Now the work. Trust me folks anyone who has worked with me or been my friends here at work, will tell u that I am one of the technically strong people out there. When I get my rating from my manager, I get 2. Every one of my friends will console with me for not getting 1. One incident in the office that was like shit on my face was this. I was nominated for a power programmer award, this time around there was a change and none of the nominees got any award, they said none deserved it. Still only a hype huh?!

Quest for a new Job. This hurt me the most and I felt really bad. I had been to two interview till now, I have been ducked out in the first round itself. The first round is always the technical written test. In the first one I thought I had done well but did not get selected. But in the second I realized that it was my lack of knowledge and over confidence that destroyed my chance.
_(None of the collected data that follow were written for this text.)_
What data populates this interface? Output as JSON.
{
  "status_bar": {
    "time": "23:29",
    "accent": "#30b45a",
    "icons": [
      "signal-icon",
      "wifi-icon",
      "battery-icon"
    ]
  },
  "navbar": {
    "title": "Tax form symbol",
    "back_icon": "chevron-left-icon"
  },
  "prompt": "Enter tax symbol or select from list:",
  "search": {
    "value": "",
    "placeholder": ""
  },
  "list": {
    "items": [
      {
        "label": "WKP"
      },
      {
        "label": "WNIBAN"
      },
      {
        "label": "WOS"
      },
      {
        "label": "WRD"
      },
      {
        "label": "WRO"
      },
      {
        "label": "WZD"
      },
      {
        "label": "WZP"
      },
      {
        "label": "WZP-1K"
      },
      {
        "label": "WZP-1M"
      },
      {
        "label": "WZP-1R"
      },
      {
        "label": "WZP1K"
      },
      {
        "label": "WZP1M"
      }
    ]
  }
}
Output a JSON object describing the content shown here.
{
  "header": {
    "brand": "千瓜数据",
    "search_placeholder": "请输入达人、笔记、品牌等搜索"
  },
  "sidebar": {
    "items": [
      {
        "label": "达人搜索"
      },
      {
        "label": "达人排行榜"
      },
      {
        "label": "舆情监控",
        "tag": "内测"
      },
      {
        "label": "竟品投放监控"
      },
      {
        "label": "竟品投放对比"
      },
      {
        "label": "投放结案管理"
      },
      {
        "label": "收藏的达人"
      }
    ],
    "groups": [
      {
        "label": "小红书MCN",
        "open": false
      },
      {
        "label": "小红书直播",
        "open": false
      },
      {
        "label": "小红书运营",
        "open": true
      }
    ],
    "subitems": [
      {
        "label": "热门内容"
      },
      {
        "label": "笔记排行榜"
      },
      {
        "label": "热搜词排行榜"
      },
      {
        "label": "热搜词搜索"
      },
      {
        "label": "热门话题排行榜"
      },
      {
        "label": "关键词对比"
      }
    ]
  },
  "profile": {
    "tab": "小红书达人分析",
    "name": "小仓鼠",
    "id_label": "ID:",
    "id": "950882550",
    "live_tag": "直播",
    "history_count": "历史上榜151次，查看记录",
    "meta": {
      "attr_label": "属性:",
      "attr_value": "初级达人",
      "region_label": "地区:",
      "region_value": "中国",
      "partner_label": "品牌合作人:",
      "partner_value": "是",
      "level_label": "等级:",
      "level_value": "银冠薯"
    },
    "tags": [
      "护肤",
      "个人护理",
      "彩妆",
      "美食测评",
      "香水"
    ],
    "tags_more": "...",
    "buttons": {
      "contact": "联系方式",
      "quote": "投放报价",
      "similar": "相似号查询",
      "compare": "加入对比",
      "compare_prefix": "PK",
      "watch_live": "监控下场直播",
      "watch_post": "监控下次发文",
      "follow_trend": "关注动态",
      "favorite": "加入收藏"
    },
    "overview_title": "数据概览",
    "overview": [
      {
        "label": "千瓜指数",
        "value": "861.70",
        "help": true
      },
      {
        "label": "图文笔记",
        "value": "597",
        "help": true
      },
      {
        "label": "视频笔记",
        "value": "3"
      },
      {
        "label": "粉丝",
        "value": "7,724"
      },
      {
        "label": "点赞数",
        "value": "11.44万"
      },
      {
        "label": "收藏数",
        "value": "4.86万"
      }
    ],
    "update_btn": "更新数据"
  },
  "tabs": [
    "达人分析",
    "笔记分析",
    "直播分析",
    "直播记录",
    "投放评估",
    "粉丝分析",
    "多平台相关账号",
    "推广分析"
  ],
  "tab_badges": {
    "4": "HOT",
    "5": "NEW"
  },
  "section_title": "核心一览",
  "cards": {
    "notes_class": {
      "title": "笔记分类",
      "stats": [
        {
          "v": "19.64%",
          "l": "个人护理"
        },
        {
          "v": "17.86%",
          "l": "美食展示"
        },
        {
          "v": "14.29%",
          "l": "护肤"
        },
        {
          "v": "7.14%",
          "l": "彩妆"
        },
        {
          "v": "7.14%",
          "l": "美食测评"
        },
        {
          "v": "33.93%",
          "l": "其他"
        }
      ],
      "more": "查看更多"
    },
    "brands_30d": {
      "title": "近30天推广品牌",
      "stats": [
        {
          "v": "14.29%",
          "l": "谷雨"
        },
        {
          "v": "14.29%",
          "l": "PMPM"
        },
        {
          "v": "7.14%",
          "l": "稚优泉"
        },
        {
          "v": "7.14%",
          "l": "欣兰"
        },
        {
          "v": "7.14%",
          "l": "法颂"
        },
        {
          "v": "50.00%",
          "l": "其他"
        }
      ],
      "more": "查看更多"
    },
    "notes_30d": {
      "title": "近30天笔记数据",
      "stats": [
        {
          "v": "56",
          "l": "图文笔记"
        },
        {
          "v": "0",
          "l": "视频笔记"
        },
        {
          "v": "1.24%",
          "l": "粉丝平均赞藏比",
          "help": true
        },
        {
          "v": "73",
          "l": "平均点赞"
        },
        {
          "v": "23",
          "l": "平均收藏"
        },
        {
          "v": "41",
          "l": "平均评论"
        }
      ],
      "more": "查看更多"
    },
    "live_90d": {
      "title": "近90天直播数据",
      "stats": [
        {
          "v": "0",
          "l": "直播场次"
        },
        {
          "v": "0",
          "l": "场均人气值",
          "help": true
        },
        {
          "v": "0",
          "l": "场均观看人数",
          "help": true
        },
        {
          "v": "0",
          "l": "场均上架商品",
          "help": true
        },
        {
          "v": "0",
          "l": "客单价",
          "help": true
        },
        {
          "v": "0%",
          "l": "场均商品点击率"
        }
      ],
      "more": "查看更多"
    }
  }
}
As my co-workers consider me to be technically strong, I also do consider myself as one now. This is the over confidence that has been killing me for a long time. Now finally realization of me being a hype.

Every time around I ended up being just a Hype. Now I need to recover from this, the way that I am gonna implement is by following this 'Consider yourself as good for nothin before every single challenge'. I am gonna be a hype so huge that the world can't ignore this hype anymore.